Выбрать главу

— Человеку не дано судить других людей, — напомнил отец Михаил. — Это право есть у одного лишь Господа, и перед ним всем нам придется рано или поздно держать ответ. Так вот, когда настанет мой черед, я хочу предстать перед ним со спокойной душой и чистой совестью. Поэтому, Иван Данилович, отлично вас понимая, присоединиться к вам я никак не могу, уж вы не взыщите. И еще одно, — сказал он после непродолжительной паузы. — Знайте, я очень рад, что у нас с вами состоялся такой откровенный, можно сказать, задушевный разговор.

Некоторое время Петров молчал, дымя сигаретой и утирая пот с лица и шеи с таким ожесточением, словно хотел содрать с себя кожу, а потом вдруг предложил:

— А пойдемте выпьем! Вот тогда у нас с вами выйдет настоящий задушевный разговор.

— Благодарю за приглашение, — сказал отец Михаил, — но вынужден отказаться. У меня масса неотложных дел, да и у вас, извините…

Участковый безнадежно махнул рукой.

— Понимаю, понимаю. Гусь свинье не товарищ, да? Да нет, я не обижаюсь, вы правы. Только… Словом, ладно. Сделаю, что могу.

— Спаси вас Бог, Иван Данилович. Я на вас очень надеюсь, — солгал отец Михаил.

С реки вдруг долетел сиплый гудок, и сейчас же послышалось размеренное постукивание дизельного движка. Отец Михаил и участковый разом повернулись в ту сторону и увидели старенький буксир, который как раз в этот момент появился из-за излучины и теперь медленно, но упорно пробивался против течения к леспромхозовской пристани.

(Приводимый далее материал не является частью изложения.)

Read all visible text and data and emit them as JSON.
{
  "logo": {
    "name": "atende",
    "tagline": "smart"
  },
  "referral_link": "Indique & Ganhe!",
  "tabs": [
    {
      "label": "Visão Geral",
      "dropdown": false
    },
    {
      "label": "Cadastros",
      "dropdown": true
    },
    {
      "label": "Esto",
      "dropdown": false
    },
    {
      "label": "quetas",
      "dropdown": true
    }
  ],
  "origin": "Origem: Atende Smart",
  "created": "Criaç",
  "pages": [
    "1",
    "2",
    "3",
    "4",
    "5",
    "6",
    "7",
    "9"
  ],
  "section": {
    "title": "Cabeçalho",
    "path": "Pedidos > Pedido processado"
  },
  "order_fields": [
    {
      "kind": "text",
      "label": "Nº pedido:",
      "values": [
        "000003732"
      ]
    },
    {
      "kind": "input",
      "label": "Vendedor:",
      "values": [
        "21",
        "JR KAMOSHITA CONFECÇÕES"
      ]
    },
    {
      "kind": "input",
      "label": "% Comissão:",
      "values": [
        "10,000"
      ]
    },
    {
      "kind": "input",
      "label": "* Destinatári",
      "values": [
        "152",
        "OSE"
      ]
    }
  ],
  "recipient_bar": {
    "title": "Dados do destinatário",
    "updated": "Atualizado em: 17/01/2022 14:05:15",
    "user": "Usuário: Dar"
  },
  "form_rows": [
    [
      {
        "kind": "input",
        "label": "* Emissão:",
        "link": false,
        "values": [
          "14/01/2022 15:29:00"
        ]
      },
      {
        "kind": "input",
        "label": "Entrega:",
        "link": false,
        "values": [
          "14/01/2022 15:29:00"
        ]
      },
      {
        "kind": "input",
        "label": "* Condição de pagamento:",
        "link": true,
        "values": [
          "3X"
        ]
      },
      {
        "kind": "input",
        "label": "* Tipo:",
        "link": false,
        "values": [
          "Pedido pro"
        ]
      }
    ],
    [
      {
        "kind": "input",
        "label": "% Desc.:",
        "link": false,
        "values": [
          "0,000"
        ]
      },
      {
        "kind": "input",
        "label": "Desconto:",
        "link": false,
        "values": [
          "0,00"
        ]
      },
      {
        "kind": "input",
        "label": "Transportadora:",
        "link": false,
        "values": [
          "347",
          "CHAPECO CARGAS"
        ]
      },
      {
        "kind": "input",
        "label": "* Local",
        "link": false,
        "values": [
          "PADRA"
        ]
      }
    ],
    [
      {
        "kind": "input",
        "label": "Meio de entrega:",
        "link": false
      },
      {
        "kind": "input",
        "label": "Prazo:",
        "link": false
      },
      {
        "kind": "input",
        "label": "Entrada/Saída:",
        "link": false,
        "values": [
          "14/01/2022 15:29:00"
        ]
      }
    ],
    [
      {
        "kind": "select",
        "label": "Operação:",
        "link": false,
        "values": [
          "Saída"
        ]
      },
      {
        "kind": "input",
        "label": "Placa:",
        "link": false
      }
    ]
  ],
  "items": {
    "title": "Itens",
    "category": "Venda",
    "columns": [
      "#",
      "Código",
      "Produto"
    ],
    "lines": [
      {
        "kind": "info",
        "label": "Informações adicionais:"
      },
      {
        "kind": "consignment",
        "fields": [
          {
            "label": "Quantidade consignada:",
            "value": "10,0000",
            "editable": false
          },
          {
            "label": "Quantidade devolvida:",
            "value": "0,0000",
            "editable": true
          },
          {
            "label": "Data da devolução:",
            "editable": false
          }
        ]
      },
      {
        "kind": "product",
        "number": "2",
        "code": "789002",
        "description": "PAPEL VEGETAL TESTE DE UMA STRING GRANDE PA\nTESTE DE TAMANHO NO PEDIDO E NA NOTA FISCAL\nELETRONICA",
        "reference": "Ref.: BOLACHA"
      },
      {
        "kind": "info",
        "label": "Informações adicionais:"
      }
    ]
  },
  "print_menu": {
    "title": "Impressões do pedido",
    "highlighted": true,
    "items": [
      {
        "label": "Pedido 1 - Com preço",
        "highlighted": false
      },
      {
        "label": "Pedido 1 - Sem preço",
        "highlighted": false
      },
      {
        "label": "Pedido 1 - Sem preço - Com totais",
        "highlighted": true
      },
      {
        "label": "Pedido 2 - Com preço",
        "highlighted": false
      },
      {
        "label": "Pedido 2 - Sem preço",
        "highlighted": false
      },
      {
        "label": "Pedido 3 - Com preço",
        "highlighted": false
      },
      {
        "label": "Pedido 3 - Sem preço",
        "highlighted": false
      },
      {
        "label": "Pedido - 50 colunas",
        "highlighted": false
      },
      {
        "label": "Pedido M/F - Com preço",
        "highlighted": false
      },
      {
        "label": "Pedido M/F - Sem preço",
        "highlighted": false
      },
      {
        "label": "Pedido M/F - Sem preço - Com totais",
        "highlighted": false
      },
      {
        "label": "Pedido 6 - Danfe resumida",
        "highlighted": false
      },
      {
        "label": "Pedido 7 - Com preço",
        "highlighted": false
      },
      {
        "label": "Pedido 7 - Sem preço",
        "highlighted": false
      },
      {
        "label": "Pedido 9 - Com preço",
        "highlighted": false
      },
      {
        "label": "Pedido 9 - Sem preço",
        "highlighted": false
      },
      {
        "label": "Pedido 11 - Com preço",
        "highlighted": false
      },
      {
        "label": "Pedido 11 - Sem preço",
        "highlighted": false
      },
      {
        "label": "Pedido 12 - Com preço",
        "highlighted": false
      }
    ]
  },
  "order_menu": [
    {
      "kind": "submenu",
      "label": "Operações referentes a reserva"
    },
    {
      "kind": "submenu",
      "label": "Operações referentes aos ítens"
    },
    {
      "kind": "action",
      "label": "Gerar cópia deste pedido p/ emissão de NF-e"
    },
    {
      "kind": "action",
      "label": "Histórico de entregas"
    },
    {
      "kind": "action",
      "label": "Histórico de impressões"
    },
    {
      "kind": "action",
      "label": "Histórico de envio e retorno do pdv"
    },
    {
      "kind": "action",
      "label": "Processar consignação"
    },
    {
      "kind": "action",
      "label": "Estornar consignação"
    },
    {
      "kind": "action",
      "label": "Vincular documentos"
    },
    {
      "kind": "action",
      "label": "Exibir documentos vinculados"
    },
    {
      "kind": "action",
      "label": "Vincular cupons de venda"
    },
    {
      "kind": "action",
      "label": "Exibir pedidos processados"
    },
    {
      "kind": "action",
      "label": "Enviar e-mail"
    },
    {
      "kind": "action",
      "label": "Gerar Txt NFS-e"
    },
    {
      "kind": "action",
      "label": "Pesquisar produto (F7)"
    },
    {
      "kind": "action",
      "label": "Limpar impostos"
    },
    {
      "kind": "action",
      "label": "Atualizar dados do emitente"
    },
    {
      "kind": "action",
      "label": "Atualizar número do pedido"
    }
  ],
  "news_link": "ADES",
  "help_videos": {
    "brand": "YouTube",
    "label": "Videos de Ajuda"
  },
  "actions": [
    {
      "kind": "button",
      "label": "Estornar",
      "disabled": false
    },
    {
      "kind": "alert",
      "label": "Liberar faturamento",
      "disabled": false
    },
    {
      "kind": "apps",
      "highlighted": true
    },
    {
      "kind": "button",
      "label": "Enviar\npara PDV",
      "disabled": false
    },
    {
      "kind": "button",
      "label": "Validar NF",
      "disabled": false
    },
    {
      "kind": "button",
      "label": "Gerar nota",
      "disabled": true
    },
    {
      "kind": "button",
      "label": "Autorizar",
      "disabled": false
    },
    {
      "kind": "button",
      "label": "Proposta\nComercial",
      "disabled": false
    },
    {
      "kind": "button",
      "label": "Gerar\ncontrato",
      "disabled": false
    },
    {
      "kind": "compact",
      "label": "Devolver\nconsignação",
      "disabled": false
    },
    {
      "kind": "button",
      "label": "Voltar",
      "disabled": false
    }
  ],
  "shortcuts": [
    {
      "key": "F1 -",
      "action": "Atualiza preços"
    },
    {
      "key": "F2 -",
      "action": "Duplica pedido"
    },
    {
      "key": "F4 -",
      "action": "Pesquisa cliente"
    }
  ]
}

— О! — без особого воодушевления сказал Петров. — Катер пришел. Первый в этом году. Значит, через пару часов во всем поселке ни одного трезвого не останется. Веселенький будет вечерок… А вообще-то, что ни делается, все к лучшему. Может, по пьяному делу кто и сболтнет насчет этого пожара.

— Ну, вот видите, как все хорошо складывается.

— Да уж, — с сомнением сказал Петров и, просунув толстые пальцы под узел форменного галстука, принялся копаться там, пытаясь застегнуть пуговку на воротнике. Сигарета при этом торчала у него в зубах, и дым разъедал участковому глаза, заставляя щуриться. — Уж куда как хорошо! Не прирезали бы кого-нибудь, — добавил он озабоченно и повернулся к отцу Михаилу. — Идемте?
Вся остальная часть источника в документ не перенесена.